Aunque Fernando se encargó
de que no lo consiguiera, las horribles peripecias de Juana
amargaron la vida de sus padres, en especial de la Reina,
que ya no se recuperó. Catalina, casada con Arturo,
príncipe de Gales, y luego con su hermano Enrique
VIII, arrastró la maldición de Enrique
IV y su tragedia vive en los teatros. La pequeña
María, escapó al cuadro trágico, pero
sin compensarlo.
Isabel, rota, murió
en Medina del Campo, el 26 de noviembre de 1504, sin conocer
a su nieto, el futuro emperador Carlos
V.
Con su confesor podía
hablar latín, porque, cautivada por los primeros frutos
del Renacimiento, lo aprendió cuando ya era Reina y
madre.
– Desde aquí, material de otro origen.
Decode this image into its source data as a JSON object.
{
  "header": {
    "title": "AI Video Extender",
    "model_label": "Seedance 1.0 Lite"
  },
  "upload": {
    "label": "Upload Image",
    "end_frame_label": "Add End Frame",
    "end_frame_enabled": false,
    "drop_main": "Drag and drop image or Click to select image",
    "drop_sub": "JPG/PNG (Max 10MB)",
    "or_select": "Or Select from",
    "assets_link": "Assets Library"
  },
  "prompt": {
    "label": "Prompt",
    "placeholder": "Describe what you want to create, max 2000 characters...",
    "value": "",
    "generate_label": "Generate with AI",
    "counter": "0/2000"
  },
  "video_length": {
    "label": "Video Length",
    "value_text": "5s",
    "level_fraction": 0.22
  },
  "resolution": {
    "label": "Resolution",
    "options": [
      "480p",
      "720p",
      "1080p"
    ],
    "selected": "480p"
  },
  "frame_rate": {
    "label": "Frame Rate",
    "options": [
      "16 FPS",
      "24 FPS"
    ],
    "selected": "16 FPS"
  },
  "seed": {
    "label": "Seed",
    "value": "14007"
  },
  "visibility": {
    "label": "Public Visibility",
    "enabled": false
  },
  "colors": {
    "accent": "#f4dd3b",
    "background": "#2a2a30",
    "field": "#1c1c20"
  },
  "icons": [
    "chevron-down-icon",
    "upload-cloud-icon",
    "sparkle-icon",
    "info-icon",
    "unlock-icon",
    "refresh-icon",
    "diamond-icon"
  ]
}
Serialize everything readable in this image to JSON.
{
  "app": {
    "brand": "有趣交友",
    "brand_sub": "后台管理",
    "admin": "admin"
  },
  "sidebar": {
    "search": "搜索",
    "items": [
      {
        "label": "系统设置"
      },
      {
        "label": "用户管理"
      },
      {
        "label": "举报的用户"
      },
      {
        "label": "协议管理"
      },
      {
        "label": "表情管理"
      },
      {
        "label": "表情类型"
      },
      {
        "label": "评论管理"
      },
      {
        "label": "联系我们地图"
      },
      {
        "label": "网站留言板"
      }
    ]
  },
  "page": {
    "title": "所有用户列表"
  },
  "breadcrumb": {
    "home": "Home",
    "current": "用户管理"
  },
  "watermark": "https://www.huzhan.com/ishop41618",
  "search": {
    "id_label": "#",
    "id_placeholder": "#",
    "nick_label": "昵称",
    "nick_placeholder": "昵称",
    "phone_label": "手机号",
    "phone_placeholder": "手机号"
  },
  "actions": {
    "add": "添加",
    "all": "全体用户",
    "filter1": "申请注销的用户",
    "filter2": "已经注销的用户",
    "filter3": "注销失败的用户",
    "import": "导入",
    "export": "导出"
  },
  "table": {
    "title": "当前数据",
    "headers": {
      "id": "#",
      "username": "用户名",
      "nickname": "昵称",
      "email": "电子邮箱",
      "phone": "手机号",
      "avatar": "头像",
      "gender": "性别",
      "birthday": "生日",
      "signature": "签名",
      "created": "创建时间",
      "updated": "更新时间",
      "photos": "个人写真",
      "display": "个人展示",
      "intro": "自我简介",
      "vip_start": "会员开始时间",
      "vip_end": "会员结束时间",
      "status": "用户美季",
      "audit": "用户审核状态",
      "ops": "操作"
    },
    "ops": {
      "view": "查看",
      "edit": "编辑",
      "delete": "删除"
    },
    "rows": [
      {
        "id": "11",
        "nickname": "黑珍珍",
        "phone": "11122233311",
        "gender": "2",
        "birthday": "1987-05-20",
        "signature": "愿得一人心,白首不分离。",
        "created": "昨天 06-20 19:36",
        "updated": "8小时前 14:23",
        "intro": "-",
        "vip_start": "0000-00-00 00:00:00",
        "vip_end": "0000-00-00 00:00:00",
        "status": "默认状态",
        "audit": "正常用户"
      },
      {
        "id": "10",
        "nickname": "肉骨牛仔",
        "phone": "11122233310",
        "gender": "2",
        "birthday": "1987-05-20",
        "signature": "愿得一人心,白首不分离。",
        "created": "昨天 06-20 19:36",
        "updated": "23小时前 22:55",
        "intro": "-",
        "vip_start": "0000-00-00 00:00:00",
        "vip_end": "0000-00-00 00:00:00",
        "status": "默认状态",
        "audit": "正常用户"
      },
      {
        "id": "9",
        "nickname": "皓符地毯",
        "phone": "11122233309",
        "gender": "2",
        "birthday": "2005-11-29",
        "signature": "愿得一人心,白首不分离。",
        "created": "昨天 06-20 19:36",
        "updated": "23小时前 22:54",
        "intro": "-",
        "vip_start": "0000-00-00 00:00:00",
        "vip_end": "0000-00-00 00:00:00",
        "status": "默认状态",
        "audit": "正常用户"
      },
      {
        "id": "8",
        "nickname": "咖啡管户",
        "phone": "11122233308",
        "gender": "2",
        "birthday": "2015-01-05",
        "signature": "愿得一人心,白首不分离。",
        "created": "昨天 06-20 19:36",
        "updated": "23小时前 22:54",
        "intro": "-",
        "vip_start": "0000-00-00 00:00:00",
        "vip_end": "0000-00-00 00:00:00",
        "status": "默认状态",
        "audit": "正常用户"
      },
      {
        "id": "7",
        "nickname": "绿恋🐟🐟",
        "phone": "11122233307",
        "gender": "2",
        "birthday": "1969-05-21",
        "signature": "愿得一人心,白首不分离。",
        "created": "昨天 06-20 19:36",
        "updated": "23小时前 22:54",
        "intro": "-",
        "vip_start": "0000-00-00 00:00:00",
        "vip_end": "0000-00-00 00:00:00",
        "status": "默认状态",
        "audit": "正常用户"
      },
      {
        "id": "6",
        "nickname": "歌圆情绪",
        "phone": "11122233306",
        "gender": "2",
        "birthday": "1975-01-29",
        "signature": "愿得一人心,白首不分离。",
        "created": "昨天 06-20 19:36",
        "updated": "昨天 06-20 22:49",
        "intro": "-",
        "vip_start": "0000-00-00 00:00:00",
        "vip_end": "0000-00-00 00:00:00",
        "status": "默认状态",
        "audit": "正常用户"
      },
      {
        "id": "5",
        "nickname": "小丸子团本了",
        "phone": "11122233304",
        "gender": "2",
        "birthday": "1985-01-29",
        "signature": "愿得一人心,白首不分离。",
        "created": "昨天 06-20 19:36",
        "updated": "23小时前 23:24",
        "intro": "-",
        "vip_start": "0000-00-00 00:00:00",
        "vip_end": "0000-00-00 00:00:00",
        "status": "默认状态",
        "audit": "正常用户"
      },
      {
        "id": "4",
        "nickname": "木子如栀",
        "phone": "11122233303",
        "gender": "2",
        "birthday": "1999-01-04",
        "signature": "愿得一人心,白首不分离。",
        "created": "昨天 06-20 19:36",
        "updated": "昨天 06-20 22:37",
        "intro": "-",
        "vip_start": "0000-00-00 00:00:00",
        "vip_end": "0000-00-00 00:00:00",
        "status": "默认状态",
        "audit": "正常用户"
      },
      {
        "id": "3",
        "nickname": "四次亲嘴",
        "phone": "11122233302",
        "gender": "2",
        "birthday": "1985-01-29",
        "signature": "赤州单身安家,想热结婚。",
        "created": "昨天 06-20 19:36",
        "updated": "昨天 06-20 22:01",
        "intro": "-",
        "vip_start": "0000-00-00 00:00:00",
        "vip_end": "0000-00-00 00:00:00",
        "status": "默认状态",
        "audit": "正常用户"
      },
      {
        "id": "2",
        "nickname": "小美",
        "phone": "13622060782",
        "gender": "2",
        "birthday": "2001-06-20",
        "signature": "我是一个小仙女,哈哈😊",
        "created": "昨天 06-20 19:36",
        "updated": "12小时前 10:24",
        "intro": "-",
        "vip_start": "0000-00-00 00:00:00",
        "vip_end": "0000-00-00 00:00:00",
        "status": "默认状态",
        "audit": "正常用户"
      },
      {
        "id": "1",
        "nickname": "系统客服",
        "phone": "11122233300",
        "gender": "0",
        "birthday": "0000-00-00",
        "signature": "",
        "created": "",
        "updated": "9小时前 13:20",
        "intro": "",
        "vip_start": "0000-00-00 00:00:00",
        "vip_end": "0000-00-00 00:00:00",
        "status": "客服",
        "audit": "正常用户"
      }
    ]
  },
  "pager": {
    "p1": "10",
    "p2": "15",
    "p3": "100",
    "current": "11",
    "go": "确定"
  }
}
Dejó un impresionante testamento, prueba de
la sinceridad de su fe y de la fuerza de su personalidad,
y fue enterrada en Granada, junto a Fernando, que murió
en 1562.
En 1810, durante la Guerra
de la Independencia, los franceses dieron prueba de su exquisitez
abriendo los féretros y aventando sus cenizas. Era
tarde, sin embargo, para borrar la huella más profunda
y duradera de la Historia de España.